Of course you can liken DarwinTunes to intelligent design if it has only one listener/rater – I’d say that was more like breeding (as in dogs, horses, cereal crops etc), but we’re splitting hairs. With a larger internet audience all providing independent feedback/ratings it’s much more like natural selection – no one person can have a “grand plan” and expect it to get followed through to completion.
Also, pitches (and tempo and time signature) are indeed hard-wired in the software but “instruments” in the sense of trumpet/piano/marimba or even synth patch X, Y and Z are definitely not. The additive sine wave synthesis is completely under evolutionary control.

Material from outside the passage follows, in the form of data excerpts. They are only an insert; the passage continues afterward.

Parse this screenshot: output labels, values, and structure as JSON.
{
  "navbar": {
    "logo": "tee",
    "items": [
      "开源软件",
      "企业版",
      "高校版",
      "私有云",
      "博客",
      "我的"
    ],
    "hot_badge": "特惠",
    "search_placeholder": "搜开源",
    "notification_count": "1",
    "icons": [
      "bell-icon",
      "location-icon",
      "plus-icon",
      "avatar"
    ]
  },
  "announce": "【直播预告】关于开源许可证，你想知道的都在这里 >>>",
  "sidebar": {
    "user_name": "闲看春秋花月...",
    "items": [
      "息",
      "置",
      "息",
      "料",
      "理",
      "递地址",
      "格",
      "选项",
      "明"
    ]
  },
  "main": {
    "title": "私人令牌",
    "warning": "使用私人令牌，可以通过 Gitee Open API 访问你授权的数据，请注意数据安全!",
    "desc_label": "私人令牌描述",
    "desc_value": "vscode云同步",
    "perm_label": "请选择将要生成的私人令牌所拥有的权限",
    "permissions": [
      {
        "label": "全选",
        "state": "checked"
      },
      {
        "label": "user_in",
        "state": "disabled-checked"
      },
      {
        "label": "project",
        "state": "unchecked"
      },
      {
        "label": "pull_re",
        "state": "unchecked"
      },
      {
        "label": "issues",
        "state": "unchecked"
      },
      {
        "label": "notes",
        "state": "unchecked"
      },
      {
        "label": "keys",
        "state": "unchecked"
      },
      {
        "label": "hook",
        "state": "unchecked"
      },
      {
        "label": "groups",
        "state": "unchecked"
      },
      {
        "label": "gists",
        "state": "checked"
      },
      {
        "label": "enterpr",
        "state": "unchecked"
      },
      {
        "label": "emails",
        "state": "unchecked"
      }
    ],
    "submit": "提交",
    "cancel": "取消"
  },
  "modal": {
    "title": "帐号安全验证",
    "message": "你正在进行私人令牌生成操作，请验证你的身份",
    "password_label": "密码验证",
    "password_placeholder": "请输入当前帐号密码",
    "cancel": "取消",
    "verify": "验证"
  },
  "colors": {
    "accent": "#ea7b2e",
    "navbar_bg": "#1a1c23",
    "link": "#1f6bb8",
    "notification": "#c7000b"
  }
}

We’ve collectively made music without a composer, but as you say, composers are much more efficient at making music and I don’t think that’s going to change very soon.
Thanks for the clarification, which reveals the mechanism of DarwinTunes to be somewhat different from what the BBC News article made it out to be. But it’s still design, is it not, for thousands of people to do the work one composer does? (Knowing how I sometimes stumble over musical expression myself, I call the design “intelligent” wryly.)
But–even for the brief loops–calling it music-making by audience, rather than composing by composer, doesn’t change its nature. The Yellow River Piano Concerto was composed under Mao by committee. There were (I think) five composers working on it, and while I’m sure they figured out some division of labor, it was still composing. An improvising band does the same thing, composing under pre-set conditions.
It is the making of choices that is art. DarwinTunes offers up ideas (somewhat automated along a biological model), but can never eliminate the choosing. DarwinTunes hasn’t “made music without a composer.” A committee–a large, growing committee operating under pre-set conditions–takes the tiniest bits of the composing process, and makes choices. And if choice is necessary, then not only isn’t the composer going anywhere anytime soon, the composer is necessary.